Currently, the new crown epidemic in Brazil is quite severe, with an average of more than 3,000 deaths per day.

Image source: Twitter

BC’s Chief Health Officer Dr. Bonnie Henry has ordered a ban on dine-in restaurants on March 29 and required students in elementary schools from grade 4 and all teachers to wear masks. Previously, BC only recommended that elementary school students wear masks. henry also said that the school’s prevention regulations will have to be revisited after April 19.

Ding Liang pointed out that this is an incomprehensible mistake.

“It’s important to follow the science. You need to keep up with the rapidly changing and updated science. As chief public health officer, that’s your job.”
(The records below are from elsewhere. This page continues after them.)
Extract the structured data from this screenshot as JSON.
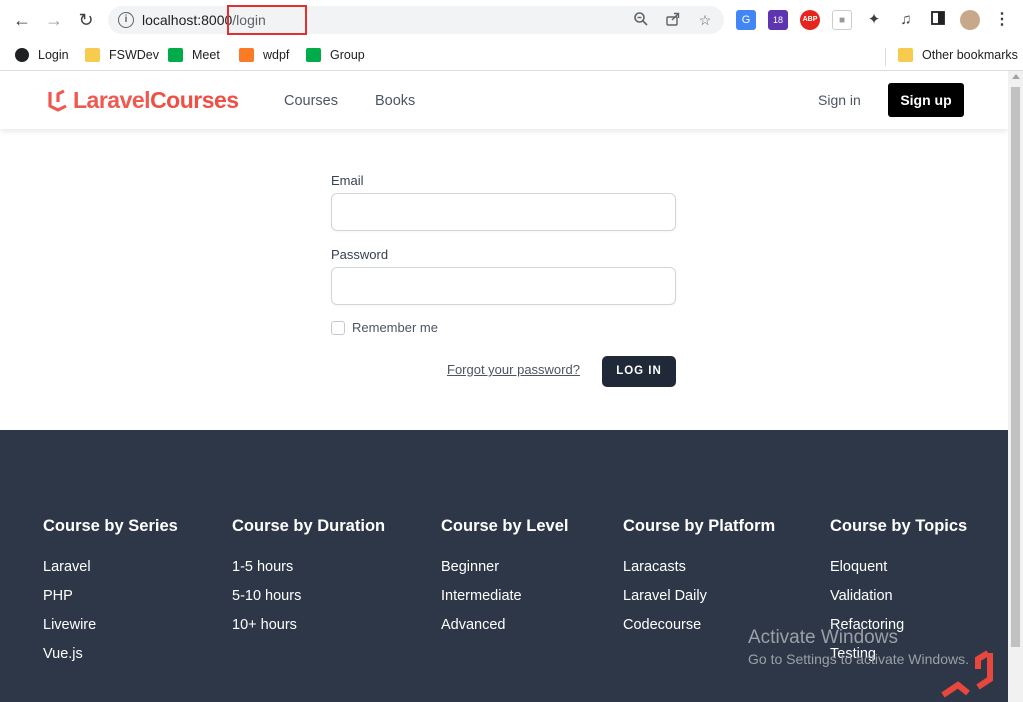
{
  "browser": {
    "url_host": "localhost:8000",
    "url_path": "/login",
    "bookmarks": [
      {
        "label": "Login",
        "icon": "globe-icon"
      },
      {
        "label": "FSWDev",
        "icon": "folder-icon"
      },
      {
        "label": "Meet",
        "icon": "meet-icon"
      },
      {
        "label": "wdpf",
        "icon": "xampp-icon"
      },
      {
        "label": "Group",
        "icon": "meet-icon"
      }
    ],
    "other_bookmarks": "Other bookmarks",
    "extension_badge": "18",
    "abp_label": "ABP"
  },
  "header": {
    "logo_part1": "Laravel",
    "logo_part2": "Courses",
    "nav": [
      "Courses",
      "Books"
    ],
    "signin": "Sign in",
    "signup": "Sign up"
  },
  "login_form": {
    "email_label": "Email",
    "email_value": "",
    "password_label": "Password",
    "password_value": "",
    "remember_label": "Remember me",
    "remember_checked": false,
    "forgot_link": "Forgot your password?",
    "submit": "LOG IN"
  },
  "footer": {
    "columns": [
      {
        "title": "Course by Series",
        "items": [
          "Laravel",
          "PHP",
          "Livewire",
          "Vue.js"
        ]
      },
      {
        "title": "Course by Duration",
        "items": [
          "1-5 hours",
          "5-10 hours",
          "10+ hours"
        ]
      },
      {
        "title": "Course by Level",
        "items": [
          "Beginner",
          "Intermediate",
          "Advanced"
        ]
      },
      {
        "title": "Course by Platform",
        "items": [
          "Laracasts",
          "Laravel Daily",
          "Codecourse"
        ]
      },
      {
        "title": "Course by Topics",
        "items": [
          "Eloquent",
          "Validation",
          "Refactoring",
          "Testing"
        ]
      }
    ]
  },
  "watermark": {
    "line1": "Activate Windows",
    "line2": "Go to Settings to activate Windows."
  },
  "colors": {
    "brand": "#ef5950",
    "footer_bg": "#2d3748",
    "button_dark": "#1f2937"
  }
}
Dingliang’s advice is also aimed at health officers in Ontario and Alaska. There are currently 120 cases of the P.1 variant in Ontario.

He noted that vaccination needs to be accompanied by a tightening of public health measures and that a two-pronged approach is necessary because P.1 is more transmissible, more deadly and requires a higher percentage of the population to be vaccinated.

But right now Canada’s vaccination rates are far from adequate.

“Even if the required vaccination rate is achieved, it will only slow the outbreak of the virus, not stop its spread.”